Oil and gas lubricating devices are widespread and are used, for example, for supplying lubricant to high-speed spindles in modern machine tools. An unnoticed malfunction of the lubricant supply can lead to a malfunction of the device to be lubricated, e.g., a machine tool, and therefore to high consequential costs and problems, such as loss of production, for example. This clearly shows the need for a capability of automatically monitoring the supply of lubricant by an oil and gas lubricating device, because a subjective, visual monitoring, for example, by an operator, is too uncertain. The customary oil and gas lubricating devices are minimal quantity lubrications, in which the oil, instead of flowing in streams, flows only on the order of individual drops. These drops are pulled apart by an airflow and, in the form of a fine oil film, also called striae, conveyed along a wall of a supply line in the direction of a lubrication point, e.g., a spindle bearing. Such a limited quantity of oil hinders the monitoring of the lubricant supply by the oil and gas lubricating device that can be carried out with a justifiable effort.
DE 44 39 380 A1 discloses a lubricating device for minimal quality lubrication in which a sensor monitors the lubricant flow and records a temporal change in the lubricant flow. For example, the sensor can be a light barrier, whose detection beam penetrates the lubricant flow and the transparently constructed supply line thereof diametrically and whose detection beam is characteristically changed by the lubricant flow. A photoreceiver generates an electric striae signal that is representative of the lubricant flow or the striae and from which the presence and quality of the lubricant flow is derivable.
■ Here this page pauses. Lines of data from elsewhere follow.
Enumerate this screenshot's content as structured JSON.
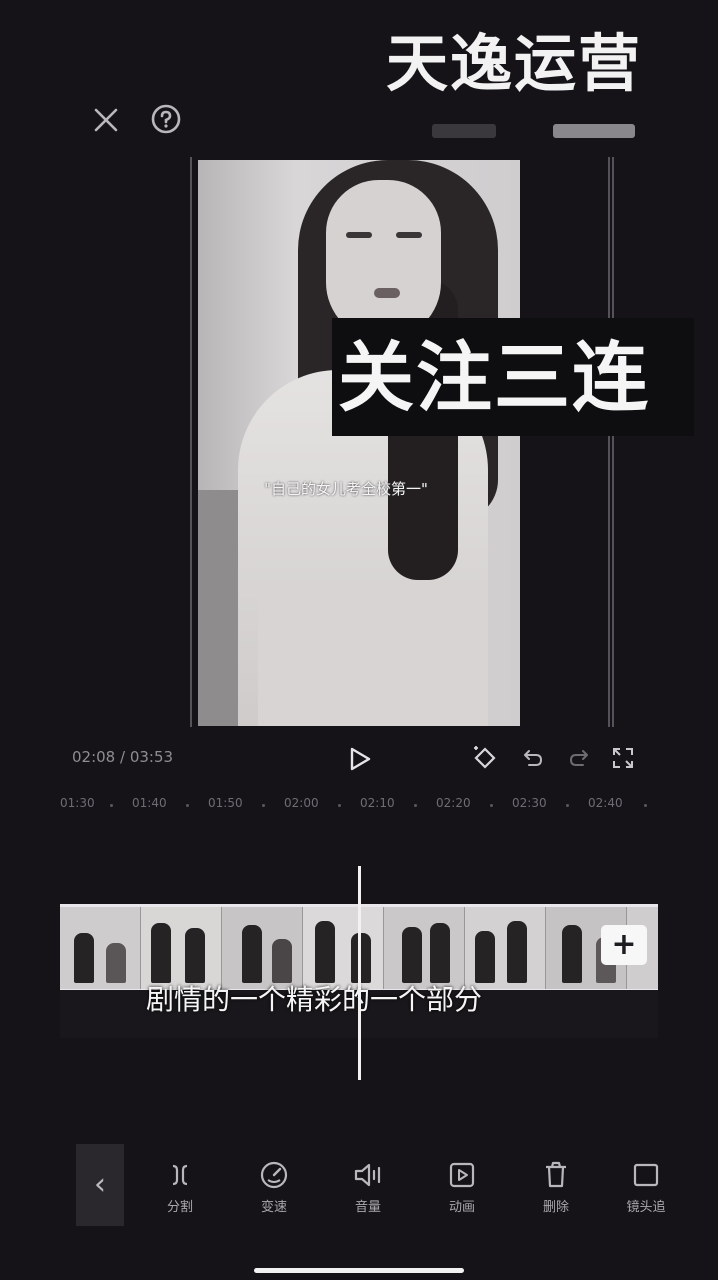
{
  "watermark": {
    "top_text": "天逸运营"
  },
  "header": {
    "close_icon": "close-icon",
    "help_icon": "help-icon"
  },
  "preview": {
    "video_caption": "\"自己的女儿考全校第一\"",
    "overlay_text": "关注三连"
  },
  "playback": {
    "time_current": "02:08",
    "time_separator": " / ",
    "time_total": "03:53",
    "play_icon": "play-icon",
    "keyframe_icon": "keyframe-icon",
    "undo_icon": "undo-icon",
    "redo_icon": "redo-icon",
    "fullscreen_icon": "fullscreen-icon"
  },
  "ruler": {
    "ticks": [
      "01:30",
      "01:40",
      "01:50",
      "02:00",
      "02:10",
      "02:20",
      "02:30",
      "02:40"
    ]
  },
  "timeline": {
    "subtitle": "剧情的一个精彩的一个部分",
    "add_label": "+"
  },
  "toolbar": {
    "back_label": "‹",
    "items": [
      {
        "label": "分割",
        "icon": "split-icon"
      },
      {
        "label": "变速",
        "icon": "speed-icon"
      },
      {
        "label": "音量",
        "icon": "volume-icon"
      },
      {
        "label": "动画",
        "icon": "animation-icon"
      },
      {
        "label": "删除",
        "icon": "delete-icon"
      },
      {
        "label": "镜头追",
        "icon": "tracking-icon"
      }
    ]
  },
  "colors": {
    "background": "#151318",
    "text": "#e8e6ea",
    "muted": "#8f8c92"
  }
}
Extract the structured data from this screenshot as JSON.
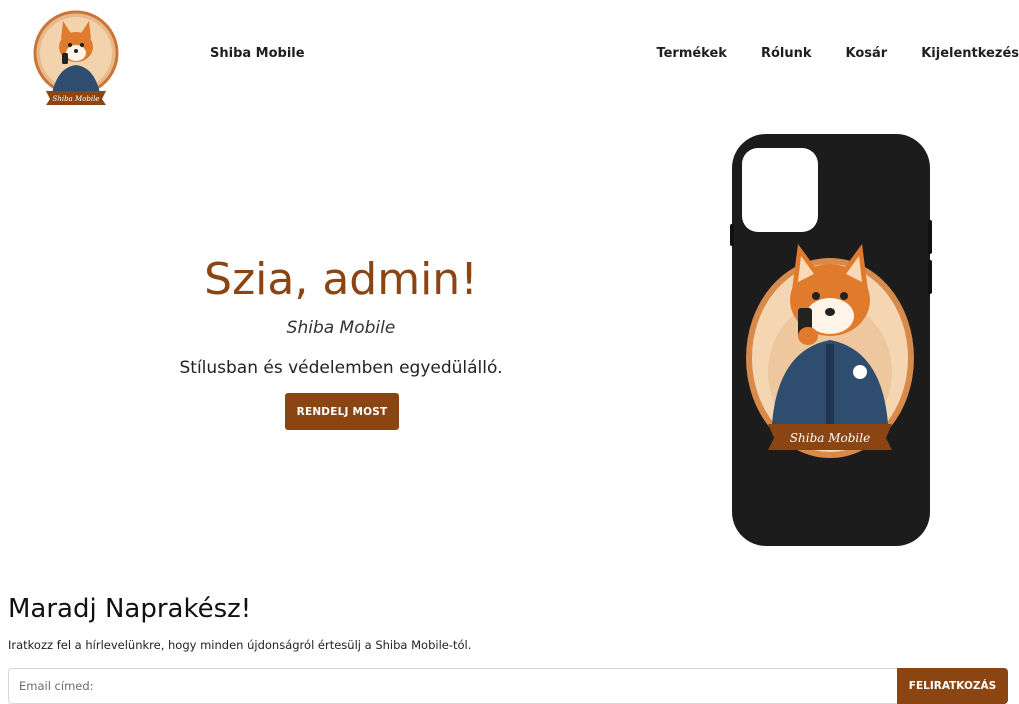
{
  "nav": {
    "brand": "Shiba Mobile",
    "links": [
      "Termékek",
      "Rólunk",
      "Kosár",
      "Kijelentkezés"
    ],
    "logo_icon": "shiba-logo-icon"
  },
  "hero": {
    "title": "Szia, admin!",
    "subtitle": "Shiba Mobile",
    "tagline": "Stílusban és védelemben egyedülálló.",
    "cta_label": "RENDELJ MOST",
    "image_icon": "phone-case-shiba-image",
    "image_text": "Shiba Mobile"
  },
  "newsletter": {
    "title": "Maradj Naprakész!",
    "text": "Iratkozz fel a hírlevelünkre, hogy minden újdonságról értesülj a Shiba Mobile-tól.",
    "email_placeholder": "Email címed:",
    "button_label": "FELIRATKOZÁS"
  },
  "colors": {
    "accent": "#8b4513",
    "phone_case": "#1c1c1c",
    "shiba_orange": "#e07a2c",
    "jacket": "#2f4d6e"
  }
}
A further example for a method for monitoring an oil and gas lubricating device from the state of the art is described in WO 01/36861. In the method described in this publication, the temporal change in the lubricant flow is also registered by a striae sensor, and the striae sensor outputs an electrical striae signal that corresponds to the fluctuations in the lubricant flow.
Detrimental in the monitoring of an oil and gas lubricating device using the methods described in DE 44 39 380 A1 and WO 01/36861 is the faultiness of the striae signal as a result of strong, non-representative fluctuations and peaks. As a result, the significance of the striae signal is reduced, because a temporarily low striae signal is not unusual and also does not necessarily have to be connected with a fault in the oil and gas lubricating device. One risk that arises is that a malfunction in the oil and gas lubricating device may not be detected quickly enough, because the low striae signal is not sufficiently observed. On the other hand, it is also possible that the lubricated system is incorrectly switched off because of the temporarily indicated low striae signal, although the oil and gas lubricating device is working correctly. In both cases, unnecessary costs are created. The usability of the striae signal is accordingly considerably reduced as a result of its faultiness.
Furthermore, automatic evaluation of the striae signal is difficult because specifying a predetermined limit is made more difficult because of the faults in the striae signal.